Project description:Epigenetic diversity could play an important role in adaptive evolution of organisms, especially for plant species occurring in new and stressful environments. Thlaspi arvense (field pennycress), a valuable oilseed crop, is widespread in temperate regions of the northern hemisphere. In this study, we investigated the effect of salinity stress on the epigenetic variation of DNA methylation and epigenetic stress memory in pennycress using methylation-sensitive amplification polymorphism (MSAP) markers. We examined how the status of DNA methylation changes across individuals in response to salinity stress and whether such an effect of maternal stress could be transferred to offspring for one or two generations in nonstressed environments.
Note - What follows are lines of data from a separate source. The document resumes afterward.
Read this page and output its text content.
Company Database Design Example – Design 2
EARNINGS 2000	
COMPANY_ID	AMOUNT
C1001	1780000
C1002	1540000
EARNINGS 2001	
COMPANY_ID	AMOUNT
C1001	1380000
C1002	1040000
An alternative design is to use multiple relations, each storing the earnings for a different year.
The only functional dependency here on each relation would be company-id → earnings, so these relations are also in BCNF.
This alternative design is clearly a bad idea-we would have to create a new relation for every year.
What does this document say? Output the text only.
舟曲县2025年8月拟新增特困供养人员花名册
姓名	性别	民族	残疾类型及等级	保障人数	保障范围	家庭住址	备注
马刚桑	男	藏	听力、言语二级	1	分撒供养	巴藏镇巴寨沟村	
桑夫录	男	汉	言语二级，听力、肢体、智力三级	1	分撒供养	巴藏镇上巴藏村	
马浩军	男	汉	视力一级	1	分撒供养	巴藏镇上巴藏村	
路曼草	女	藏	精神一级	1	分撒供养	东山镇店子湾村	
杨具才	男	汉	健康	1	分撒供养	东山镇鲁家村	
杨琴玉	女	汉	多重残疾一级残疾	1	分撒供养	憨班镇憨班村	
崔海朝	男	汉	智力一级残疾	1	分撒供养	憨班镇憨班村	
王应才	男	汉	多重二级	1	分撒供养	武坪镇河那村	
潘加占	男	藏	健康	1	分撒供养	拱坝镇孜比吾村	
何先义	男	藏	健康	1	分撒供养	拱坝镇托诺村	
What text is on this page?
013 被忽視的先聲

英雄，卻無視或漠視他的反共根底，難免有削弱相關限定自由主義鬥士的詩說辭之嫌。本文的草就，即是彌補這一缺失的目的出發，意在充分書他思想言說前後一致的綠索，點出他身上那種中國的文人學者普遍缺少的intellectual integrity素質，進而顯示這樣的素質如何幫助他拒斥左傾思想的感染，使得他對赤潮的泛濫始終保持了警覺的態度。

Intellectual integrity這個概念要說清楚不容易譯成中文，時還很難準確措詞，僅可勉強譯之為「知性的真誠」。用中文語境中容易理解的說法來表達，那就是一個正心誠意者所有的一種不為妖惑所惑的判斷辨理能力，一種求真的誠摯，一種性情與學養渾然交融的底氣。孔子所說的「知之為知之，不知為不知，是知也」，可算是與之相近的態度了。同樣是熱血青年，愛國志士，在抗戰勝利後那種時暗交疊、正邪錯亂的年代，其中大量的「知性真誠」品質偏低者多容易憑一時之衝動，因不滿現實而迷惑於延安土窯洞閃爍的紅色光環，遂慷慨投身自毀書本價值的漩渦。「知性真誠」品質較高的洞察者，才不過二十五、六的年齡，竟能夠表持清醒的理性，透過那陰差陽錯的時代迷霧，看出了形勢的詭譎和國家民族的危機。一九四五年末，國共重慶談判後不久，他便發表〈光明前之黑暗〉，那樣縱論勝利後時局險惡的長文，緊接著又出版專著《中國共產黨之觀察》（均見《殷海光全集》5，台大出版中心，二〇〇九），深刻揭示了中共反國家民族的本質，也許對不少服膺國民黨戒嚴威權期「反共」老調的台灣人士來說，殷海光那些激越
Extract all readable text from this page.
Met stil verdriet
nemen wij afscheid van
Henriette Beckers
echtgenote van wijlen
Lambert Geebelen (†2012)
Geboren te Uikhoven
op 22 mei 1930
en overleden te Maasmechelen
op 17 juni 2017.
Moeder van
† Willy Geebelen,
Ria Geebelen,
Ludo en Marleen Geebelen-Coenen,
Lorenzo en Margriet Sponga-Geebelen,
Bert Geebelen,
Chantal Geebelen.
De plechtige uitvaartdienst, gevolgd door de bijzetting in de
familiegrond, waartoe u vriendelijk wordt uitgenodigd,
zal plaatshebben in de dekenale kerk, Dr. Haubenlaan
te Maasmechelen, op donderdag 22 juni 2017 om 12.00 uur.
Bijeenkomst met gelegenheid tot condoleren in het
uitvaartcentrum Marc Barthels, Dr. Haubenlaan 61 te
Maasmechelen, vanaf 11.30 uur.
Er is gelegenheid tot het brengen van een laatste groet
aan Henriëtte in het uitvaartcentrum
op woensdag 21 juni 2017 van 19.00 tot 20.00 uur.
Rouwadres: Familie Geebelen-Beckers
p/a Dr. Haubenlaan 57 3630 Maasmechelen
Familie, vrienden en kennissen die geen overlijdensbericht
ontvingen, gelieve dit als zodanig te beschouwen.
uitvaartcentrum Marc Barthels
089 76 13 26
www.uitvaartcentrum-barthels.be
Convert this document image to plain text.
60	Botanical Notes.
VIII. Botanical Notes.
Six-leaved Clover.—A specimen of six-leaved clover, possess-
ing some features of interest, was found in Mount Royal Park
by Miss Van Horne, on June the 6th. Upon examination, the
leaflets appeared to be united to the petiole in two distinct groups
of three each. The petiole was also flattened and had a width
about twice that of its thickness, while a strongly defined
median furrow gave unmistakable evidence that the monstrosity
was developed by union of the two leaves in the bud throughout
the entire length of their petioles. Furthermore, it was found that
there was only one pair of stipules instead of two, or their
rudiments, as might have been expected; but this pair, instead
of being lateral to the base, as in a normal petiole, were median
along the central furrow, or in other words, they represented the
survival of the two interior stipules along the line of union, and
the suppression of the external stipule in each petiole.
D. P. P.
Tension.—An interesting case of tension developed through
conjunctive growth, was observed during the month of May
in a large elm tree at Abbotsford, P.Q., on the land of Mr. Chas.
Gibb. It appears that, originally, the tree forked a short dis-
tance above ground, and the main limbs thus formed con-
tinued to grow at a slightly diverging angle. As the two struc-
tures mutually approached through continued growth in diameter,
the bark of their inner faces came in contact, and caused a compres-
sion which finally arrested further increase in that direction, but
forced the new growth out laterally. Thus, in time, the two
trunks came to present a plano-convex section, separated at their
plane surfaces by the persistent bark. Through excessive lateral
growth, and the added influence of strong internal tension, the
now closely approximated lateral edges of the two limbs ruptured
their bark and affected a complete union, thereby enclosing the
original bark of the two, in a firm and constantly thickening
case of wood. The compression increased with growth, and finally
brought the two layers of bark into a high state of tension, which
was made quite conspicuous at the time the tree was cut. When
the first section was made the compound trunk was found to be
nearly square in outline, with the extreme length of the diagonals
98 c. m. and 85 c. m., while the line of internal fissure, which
Our results based on 306 epiloci indicated no consistent change of DNA methylation status in specific epiloci across individuals within the same conditions. In contrast, we found that the epigenetic diversity at population level increased significantly in response to the stimulation of salinity stress; and this "stimulation effect" could be transferred partially in the form of stress memory to at least two generations of offspring in nonstressed environments. In addition, we observed a parallel change in functionally important traits, that is, phenotypic variation was significantly higher in plants grown under salinity stress compared with those of control groups. Taken together, our results provide novel clues for the increased spontaneous epimutation rate in response to stress in plants, of potential adaptive significance.